Like I said earlier, I am of Somali origin. I rarely see Somalis talking about their mental health problems. My origins are in a country called Somaliland in East Africa. This is where both my parents were born. In this country, one is either sane or insane. This means that you are either “a schizophrenic” or you are 100 percent mentally healthy. This rules out conditions like EUPD, depression, and anxiety. What happens when Somalis from Somaliland move to the West? They carry these views and attitudes with them. This means there is a great stigma attached to mental health issues among Somalis in the West. No one wants his or her child to be labeled as mentally ill because to be mentally ill means there is no hope for you. There is no such thing as recovery. Back in the motherland, people with mental health issues are regularly chained up like animals. If you are a woman, there is also the worry no one will ever marry you because of your mental health issues.
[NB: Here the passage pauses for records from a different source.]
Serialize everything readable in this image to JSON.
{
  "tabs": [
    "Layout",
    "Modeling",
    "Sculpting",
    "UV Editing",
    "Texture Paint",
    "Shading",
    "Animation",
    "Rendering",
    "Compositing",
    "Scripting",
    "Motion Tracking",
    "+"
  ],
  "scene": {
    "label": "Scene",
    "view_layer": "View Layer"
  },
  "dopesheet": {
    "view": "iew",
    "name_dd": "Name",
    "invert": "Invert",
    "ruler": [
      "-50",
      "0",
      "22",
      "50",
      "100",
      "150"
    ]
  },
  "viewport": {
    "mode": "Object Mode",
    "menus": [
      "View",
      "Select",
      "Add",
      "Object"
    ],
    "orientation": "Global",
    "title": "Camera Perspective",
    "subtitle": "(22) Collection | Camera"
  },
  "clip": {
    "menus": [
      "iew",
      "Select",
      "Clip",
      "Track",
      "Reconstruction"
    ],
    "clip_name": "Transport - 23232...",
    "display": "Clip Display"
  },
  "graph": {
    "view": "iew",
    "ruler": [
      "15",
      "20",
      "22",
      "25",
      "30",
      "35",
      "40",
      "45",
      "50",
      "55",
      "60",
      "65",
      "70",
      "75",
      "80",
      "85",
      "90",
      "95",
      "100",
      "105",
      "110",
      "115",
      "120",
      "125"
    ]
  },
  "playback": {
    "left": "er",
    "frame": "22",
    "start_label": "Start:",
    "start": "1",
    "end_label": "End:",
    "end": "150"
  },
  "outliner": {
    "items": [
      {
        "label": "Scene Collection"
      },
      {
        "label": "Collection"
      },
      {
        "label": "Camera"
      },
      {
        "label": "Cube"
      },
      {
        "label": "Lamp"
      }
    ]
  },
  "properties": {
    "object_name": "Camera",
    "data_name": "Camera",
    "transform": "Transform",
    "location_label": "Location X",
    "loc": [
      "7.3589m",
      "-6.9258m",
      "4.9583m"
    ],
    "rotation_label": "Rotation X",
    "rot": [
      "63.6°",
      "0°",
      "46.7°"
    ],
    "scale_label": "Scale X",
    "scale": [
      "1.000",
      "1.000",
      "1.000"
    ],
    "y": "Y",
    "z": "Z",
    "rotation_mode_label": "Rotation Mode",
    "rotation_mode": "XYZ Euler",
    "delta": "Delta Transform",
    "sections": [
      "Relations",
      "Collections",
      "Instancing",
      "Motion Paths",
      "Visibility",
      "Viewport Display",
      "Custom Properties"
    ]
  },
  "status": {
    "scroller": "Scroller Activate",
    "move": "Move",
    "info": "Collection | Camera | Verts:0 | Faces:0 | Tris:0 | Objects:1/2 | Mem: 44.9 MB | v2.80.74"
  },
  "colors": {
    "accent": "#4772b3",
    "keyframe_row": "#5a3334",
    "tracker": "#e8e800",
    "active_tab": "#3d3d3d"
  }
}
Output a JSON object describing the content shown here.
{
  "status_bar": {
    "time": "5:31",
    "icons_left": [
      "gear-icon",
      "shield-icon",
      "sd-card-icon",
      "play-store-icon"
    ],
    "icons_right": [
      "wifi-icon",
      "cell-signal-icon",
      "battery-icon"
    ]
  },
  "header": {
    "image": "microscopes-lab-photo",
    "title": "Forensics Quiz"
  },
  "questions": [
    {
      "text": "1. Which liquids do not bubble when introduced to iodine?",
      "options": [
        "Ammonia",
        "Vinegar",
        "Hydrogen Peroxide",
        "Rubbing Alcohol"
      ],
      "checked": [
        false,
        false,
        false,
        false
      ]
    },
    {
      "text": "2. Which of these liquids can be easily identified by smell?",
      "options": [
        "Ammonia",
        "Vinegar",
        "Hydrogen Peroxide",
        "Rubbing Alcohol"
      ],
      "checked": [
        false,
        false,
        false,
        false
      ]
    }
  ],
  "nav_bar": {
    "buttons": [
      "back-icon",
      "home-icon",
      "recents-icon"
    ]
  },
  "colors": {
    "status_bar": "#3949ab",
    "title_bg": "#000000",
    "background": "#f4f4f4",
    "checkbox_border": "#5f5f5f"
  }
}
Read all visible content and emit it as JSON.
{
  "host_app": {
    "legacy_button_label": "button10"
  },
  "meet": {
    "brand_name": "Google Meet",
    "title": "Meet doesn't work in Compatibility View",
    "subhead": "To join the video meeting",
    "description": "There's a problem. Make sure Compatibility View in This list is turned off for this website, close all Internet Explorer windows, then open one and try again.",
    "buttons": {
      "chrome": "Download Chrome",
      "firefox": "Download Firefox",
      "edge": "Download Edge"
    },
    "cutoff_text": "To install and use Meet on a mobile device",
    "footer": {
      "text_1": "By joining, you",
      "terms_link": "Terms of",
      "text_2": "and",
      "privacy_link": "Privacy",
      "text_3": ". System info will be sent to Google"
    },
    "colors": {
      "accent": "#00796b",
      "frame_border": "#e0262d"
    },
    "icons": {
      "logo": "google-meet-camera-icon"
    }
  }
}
My parents did their best to me. However, it is a fact that until this day, we have not discussed my EUPD diagnosis. It is also a fact that when I started self-harming, my parents never talked to me about it. Maybe they did not know what to say. It is also a fact that I can’t talk about any pre-marital relationships with my parents because they are Muslim and very religious. This is hugely problematic as my EUPD was triggered by a romantic attachment and I continued to have serious emotional problems whenever I was involved with a man I really liked. Culture and ethnic background are very important for many reasons as you can see. It determines how much support you get from your family and your ethnic community. It determines how much you can share with your family. I hope mental health professionals recognize this and do their best to address it.
My parents also got an Islamic healer once to read some Qur’an on me to see if it was a religious problem rather than a mental health problem. The healer said it wasn’t a religious problem but he also said that “personality disorders don’t exist” and that
“they are just Western labels.” My dad then turned to me in agreement and asked me whether I heard the healer. I am still angry about this although it happened years ago. It was really not helpful. Imagine if my dad told me not to attend MBT and I listened to him? I don’t want to even think about where I’d be. It wouldn’t be a good place for sure.
I am doing well now. I still struggle with mild depression and anxiety but I no longer meet the diagnostic criteria for EUPD as stated earlier. Keeping my emotions and mental health in check is hard, but I know it has to be done. I don’t want to go back to the place I was in a few years ago. I am trying to go back to university to finish my BA and I am flirting with the idea of becoming a therapist in the future. I hope to see a day where there is no stigma attached to EUPD. I also hope to see a day where more Somalis are open about their mental health problems.
I am a young woman of color from London in the UK who lives with Emotionally Unstable Personality Disorder. I really want to see the care of people who live with this disorder to improve.